Without the greenhouse effect the planet's mean temperature would be 60°F cooler and life on Earth as we know it would not be possible. In other words, the greenhouse effect is a naturally occurring phenomenon. Global warming, however, is the result of the 'enhanced' greenhouse effect. Human activities, such as deforestation and the combustion of fossil fuels, have tipped the delicate balance of greenhouse gases in the atmosphere, thereby intensifying the natural greenhouse effect. A recent publication by the Intergovernmental Panel on Climate Change (IPCC), entitled "Climate Change 2007:The Physical Science Basis, Summary for Policy Makers", finds that it is "very likely" that emissions of greenhouse gases from human activities have cause "most of the observed increase in globally averaged temperatures since the mid-20th century."
Globally, higher temperatures cause ocean water to expand and glaciers to melt causing sea levels to rise. Glaciers around the world have already begun to melt at startling rates. The coastal regions of the U.S. that are most vulnerable to higher sea levels are the mid-Atlantic and south Atlantic coasts and the Gulf Coast. Rising sea levels pose a number of serious threats to coastal regions including erosion of beaches, permanent inundation of wetlands and lowlands, increased flooding and storm damage, and salinization of fresh water reserves. The ecological and economic damage is expected to be enormous. More extreme weather events will likely result in billions of dollars worth of damage to coastal property and shipping infrastructure. Warmer ocean temperatures and the flooding of coastal wetlands, which provide habitat for numerous plant and animal species, could ruin coastal and marine ecosystems and cause valuable commercial fisheries to collapse.

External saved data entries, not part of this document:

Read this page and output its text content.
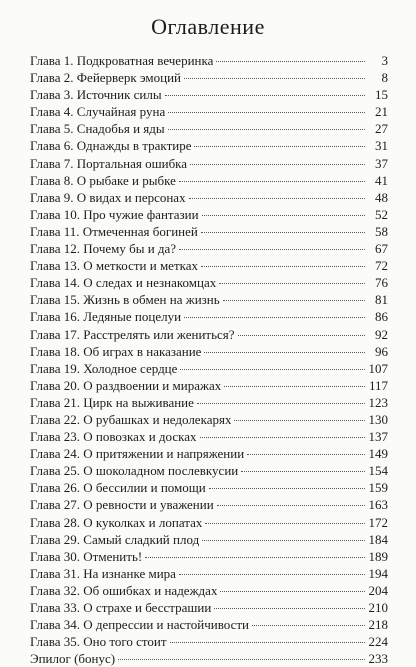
Оглавление
Глава 1. Подкроватная вечеринка	3
Глава 2. Фейерверк эмоций	8
Глава 3. Источник силы	15
Глава 4. Случайная руна	21
Глава 5. Снадобья и яды	27
Глава 6. Однажды в трактире	31
Глава 7. Портальная ошибка	37
Глава 8. О рыбаке и рыбке	41
Глава 9. О видах и персонах	48
Глава 10. Про чужие фантазии	52
Глава 11. Отмеченная богиней	58
Глава 12. Почему бы и да?	67
Глава 13. О меткости и метках	72
Глава 14. О следах и незнакомцах	76
Глава 15. Жизнь в обмен на жизнь	81
Глава 16. Ледяные поцелуи	86
Глава 17. Расстрелять или жениться?	92
Глава 18. Об играх в наказание	96
Глава 19. Холодное сердце	107
Глава 20. О раздвоении и миражах	117
Глава 21. Цирк на выживание	123
Глава 22. О рубашках и недолекарях	130
Глава 23. О повозках и досках	137
Глава 24. О притяжении и напряжении	149
Глава 25. О шоколадном послевкусии	154
Глава 26. О бессилии и помощи	159
Глава 27. О ревности и уважении	163
Глава 28. О куколках и лопатах	172
Глава 29. Самый сладкий плод	184
Глава 30. Отменить!	189
Глава 31. На изнанке мира	194
Глава 32. Об ошибках и надеждах	204
Глава 33. О страхе и бесстрашии	210
Глава 34. О депрессии и настойчивости	218
Глава 35. Оно того стоит	224
Эпилог (бонус)	233
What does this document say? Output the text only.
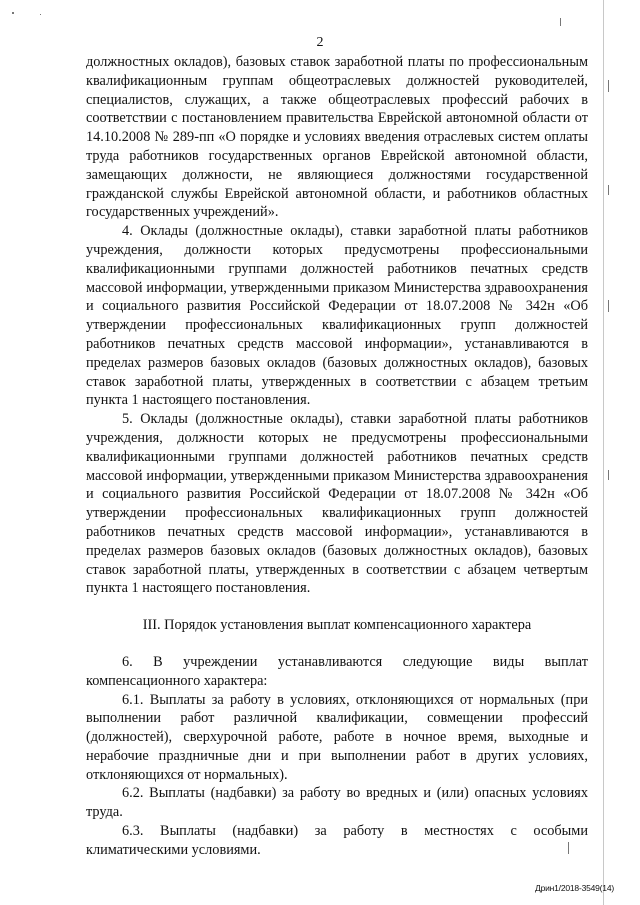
2

должностных окладов), базовых ставок заработной платы по профессиональным квалификационным группам общеотраслевых должностей руководителей, специалистов, служащих, а также общеотраслевых профессий рабочих в соответствии с постановлением правительства Еврейской автономной области от 14.10.2008 № 289-пп «О порядке и условиях введения отраслевых систем оплаты труда работников государственных органов Еврейской автономной области, замещающих должности, не являющиеся должностями государственной гражданской службы Еврейской автономной области, и работников областных государственных учреждений».

4. Оклады (должностные оклады), ставки заработной платы работников учреждения, должности которых предусмотрены профессиональными квалификационными группами должностей работников печатных средств массовой информации, утвержденными приказом Министерства здравоохранения и социального развития Российской Федерации от 18.07.2008 № 342н «Об утверждении профессиональных квалификационных групп должностей работников печатных средств массовой информации», устанавливаются в пределах размеров базовых окладов (базовых должностных окладов), базовых ставок заработной платы, утвержденных в соответствии с абзацем третьим пункта 1 настоящего постановления.

5. Оклады (должностные оклады), ставки заработной платы работников учреждения, должности которых не предусмотрены профессиональными квалификационными группами должностей работников печатных средств массовой информации, утвержденными приказом Министерства здравоохранения и социального развития Российской Федерации от 18.07.2008 № 342н «Об утверждении профессиональных квалификационных групп должностей работников печатных средств массовой информации», устанавливаются в пределах размеров базовых окладов (базовых должностных окладов), базовых ставок заработной платы, утвержденных в соответствии с абзацем четвертым пункта 1 настоящего постановления.

III. Порядок установления выплат компенсационного характера

6. В учреждении устанавливаются следующие виды выплат компенсационного характера:

6.1. Выплаты за работу в условиях, отклоняющихся от нормальных (при выполнении работ различной квалификации, совмещении профессий (должностей), сверхурочной работе, работе в ночное время, выходные и нерабочие праздничные дни и при выполнении работ в других условиях, отклоняющихся от нормальных).

6.2. Выплаты (надбавки) за работу во вредных и (или) опасных условиях труда.

6.3. Выплаты (надбавки) за работу в местностях с особыми климатическими условиями.

Дрин1/2018-3549(14)
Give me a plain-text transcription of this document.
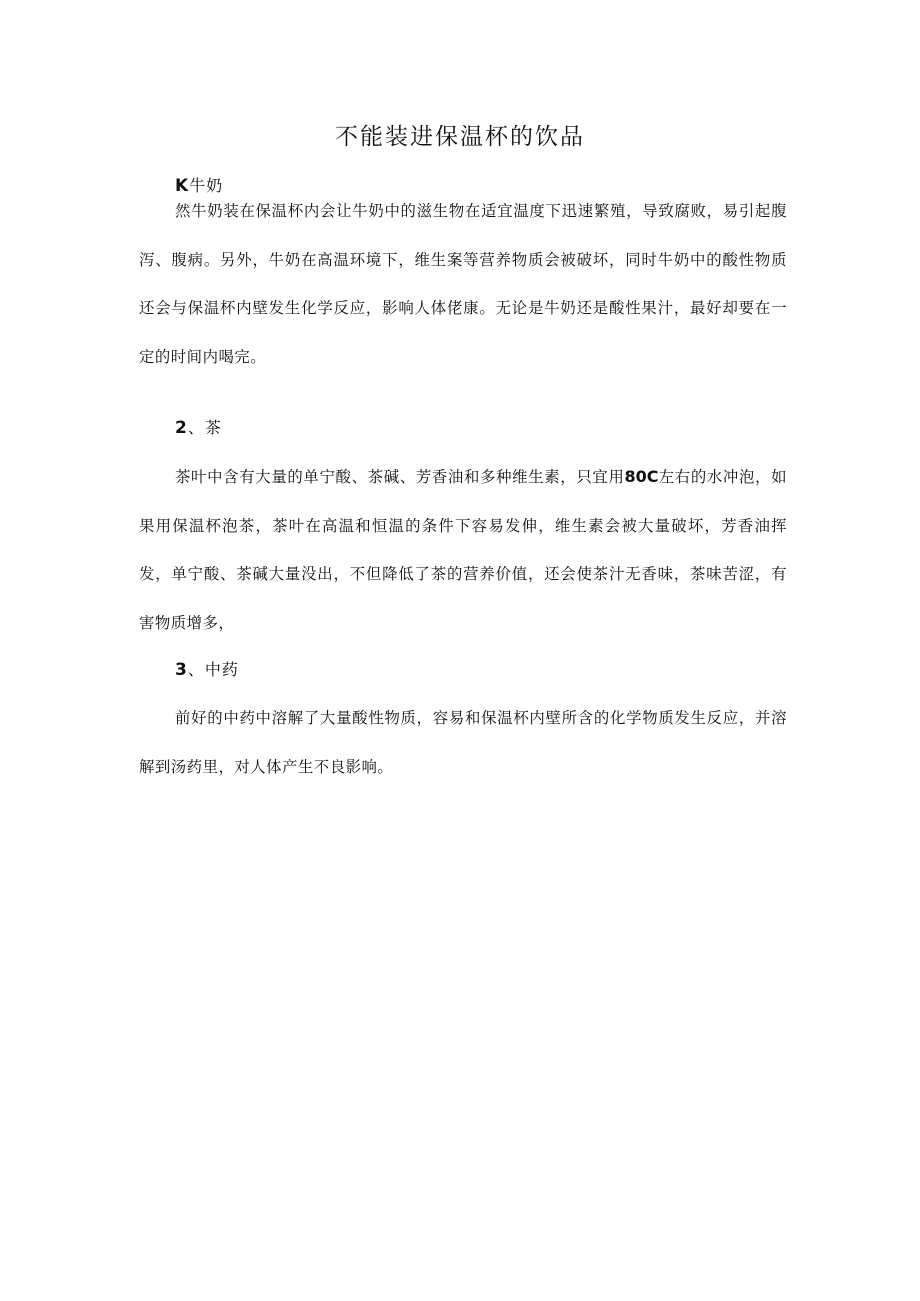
不能装进保温杯的饮品

K牛奶

然牛奶装在保温杯内会让牛奶中的滋生物在适宜温度下迅速繁殖，导致腐败，易引起腹泻、腹病。另外，牛奶在高温环境下，维生案等营养物质会被破坏，同时牛奶中的酸性物质还会与保温杯内壁发生化学反应，影响人体佬康。无论是牛奶还是酸性果汁，最好却要在一定的时间内喝完。

2、茶

茶叶中含有大量的单宁酸、茶碱、芳香油和多种维生素，只宜用80C左右的水冲泡，如果用保温杯泡茶，茶叶在高温和恒温的条件下容易发伸，维生素会被大量破坏，芳香油挥发，单宁酸、茶碱大量没出，不但降低了茶的营养价值，还会使茶汁无香味，茶味苦涩，有害物质增多，

3、中药

前好的中药中溶解了大量酸性物质，容易和保温杯内壁所含的化学物质发生反应，并溶解到汤药里，对人体产生不良影响。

Around the world, rising temperatures and changing patterns of precipitation will also impact agriculture, yet the exact nature of these impacts remains unclear. The production of some crops in some regions may increase due to a longer growing season and more frequent precipitation, while the production of other crops in other regions could fall significantly due to more frequent droughts.

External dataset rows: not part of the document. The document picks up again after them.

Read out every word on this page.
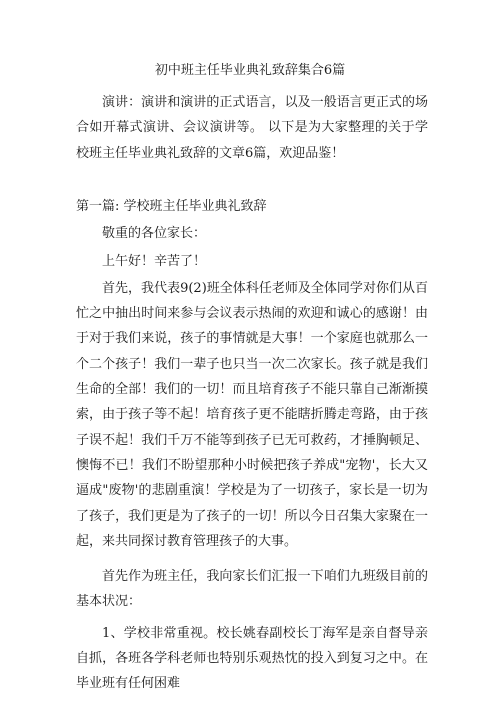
初中班主任毕业典礼致辞集合6篇

演讲：演讲和演讲的正式语言，以及一般语言更正式的场合如开幕式演讲、会议演讲等。 以下是为大家整理的关于学校班主任毕业典礼致辞的文章6篇，欢迎品鉴！

第一篇: 学校班主任毕业典礼致辞

敬重的各位家长：

上午好！辛苦了！

首先，我代表9(2)班全体科任老师及全体同学对你们从百忙之中抽出时间来参与会议表示热闹的欢迎和诚心的感谢！由于对于我们来说，孩子的事情就是大事！一个家庭也就那么一个二个孩子！我们一辈子也只当一次二次家长。孩子就是我们生命的全部！我们的一切！而且培育孩子不能只靠自己渐渐摸索，由于孩子等不起！培育孩子更不能瞎折腾走弯路，由于孩子误不起！我们千万不能等到孩子已无可救药，才捶胸顿足、懊悔不已！我们不盼望那种小时候把孩子养成"宠物'，长大又逼成"废物'的悲剧重演！学校是为了一切孩子，家长是一切为了孩子，我们更是为了孩子的一切！所以今日召集大家聚在一起，来共同探讨教育管理孩子的大事。

首先作为班主任，我向家长们汇报一下咱们九班级目前的基本状况：

1、学校非常重视。校长姚春副校长丁海军是亲自督导亲自抓，各班各学科老师也特别乐观热忱的投入到复习之中。在毕业班有任何困难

We can also expect to see the effects of climate change on a local level. Though global warming is indeed a global issue, we must take action locally if we are to prevent any of the forecasted effects of climate change. In Williamstown, the Berkshires, and New England, global warming is predicted to negatively impact our famous fall foliage, as changing temperature and precipitation patterns affect growing seasons. The New England ski season, reliant on abundant snow and cold temperatures, could also be adversely impacted. The old, beloved sugar maples in Williamstown’s own Hopkins Memorial Forest, along with the entire maple sugar industry, will suffer as warmer nights prevent the sap from running; forest records already show a decline in the trees’ production.